Le pisé constitue le matériau de prédilection de l'architecture rurale de la plaine et du coteau du Forez, pour les édifices liés à l'exploitation agricole ( fermes, granges, pigeonniers, murs de clôture) mais aussi pour les maisons de village ou de ville, les maison des champs, les châteaux et même quelques églises. La mise en valeur de ce matériau est mal connu du grand public, malgré l'action d'associations pour promouvoir l'architecture de terre, à partir des années 1980 ( centre de recherche créé en 1979 à l'école d'architecture de Grenoble ).

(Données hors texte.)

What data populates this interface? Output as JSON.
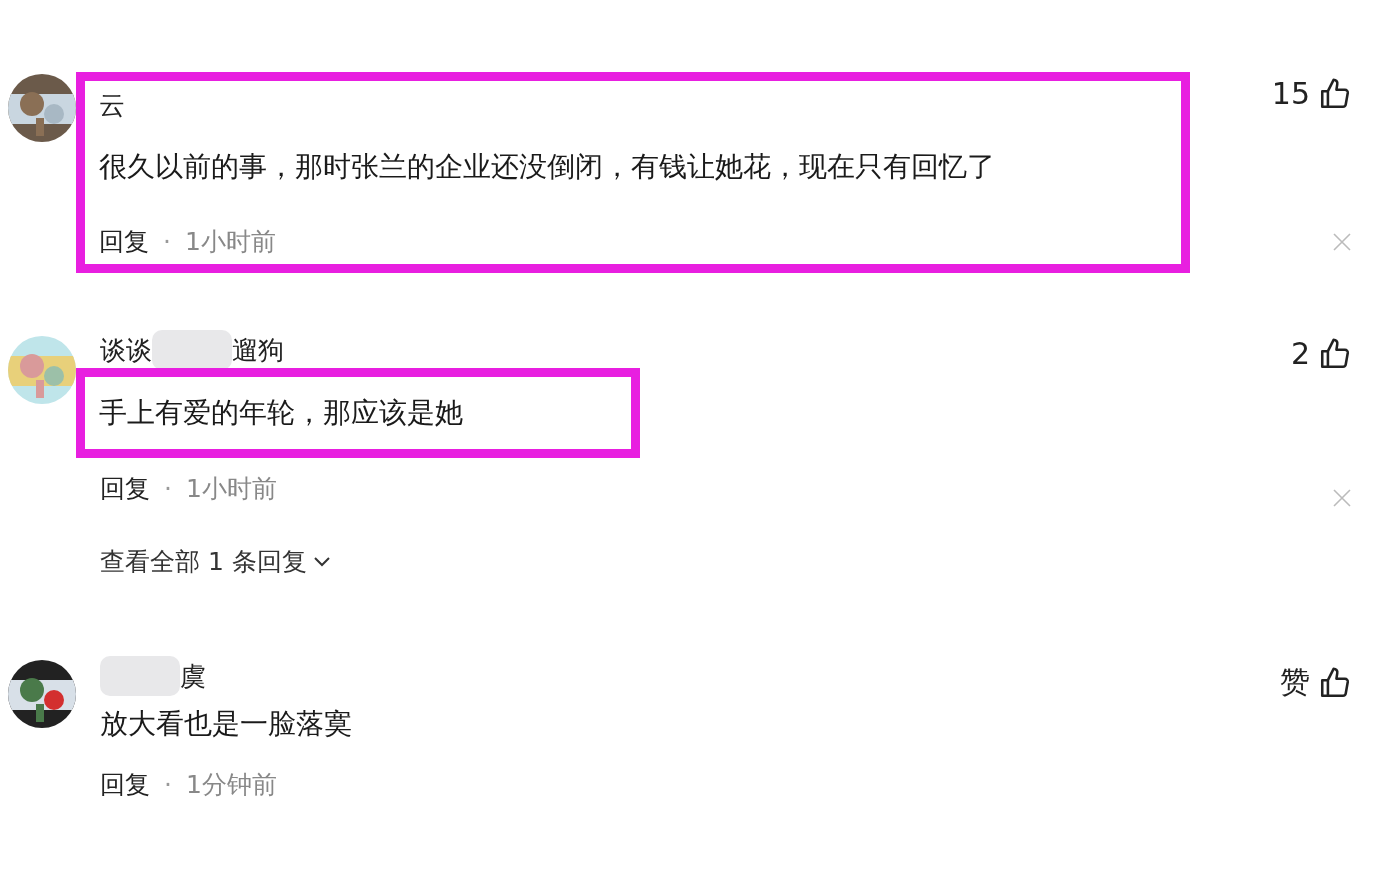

Les bâtiments en pisé sont peut-être davantage menacés par les dénaturations à la suite de restaurations drastiques que ceux en maçonnerie de moellons : on cherchera plus volontiers à conserver des murs en pierre, jugée plus noble, que ceux en terre, matériau encore largement méprisé.
Si le pisé est très solide lorsqu'il est convenablement entretenu (les traités d'architecture du XVIIIe ou du XIXe siècle relatent tous à ce sujet une anecdote telle que celle du château de Boën, forteresse en pisé du XIVe siècle qu'on eut peine à détruire au XVIIIe siècle pour pouvoir reconstruire à son emplacement un château à la mode), il est par contre très sensible à l'érosion dès que la toiture est déficiente (la ruine est alors très rapide) ou simplement s'il est recouvert d'un enduit moderne au ciment qui retient l'humidité dans le mur et entraîne sa fragilisation.
Le pisé tire son nom de l'un des outils employés sur le chantier, le pisoir, composé d'une tête oblongue et aplatie, en bois dur, fixée à l'extrémité d'un manche, et qui sert à tasser la terre en damant des couches de terre à l'intérieur de parements de bois. La terre est prélevée sous la couche arable, à proximité du chantier (dans les fermes, le trou est ensuite recyclé en " boutasse ", mare pour abreuver les animaux) ; elle ne doit pas être trop argileuse, ce qui provoquerait un retrait important au séchage et donc des fissures, ni trop sableuse, elle manquerait alors de cohésion. Si nécessaire, elle est préalablement débarrassée des cailloux les plus gros (dépassant la taille d'une noix) par épierrage ou tamisage sur une claie. Elle est ensuite malaxée et légèrement humidifiée si nécessaire pour obtenir un matériau cohérent.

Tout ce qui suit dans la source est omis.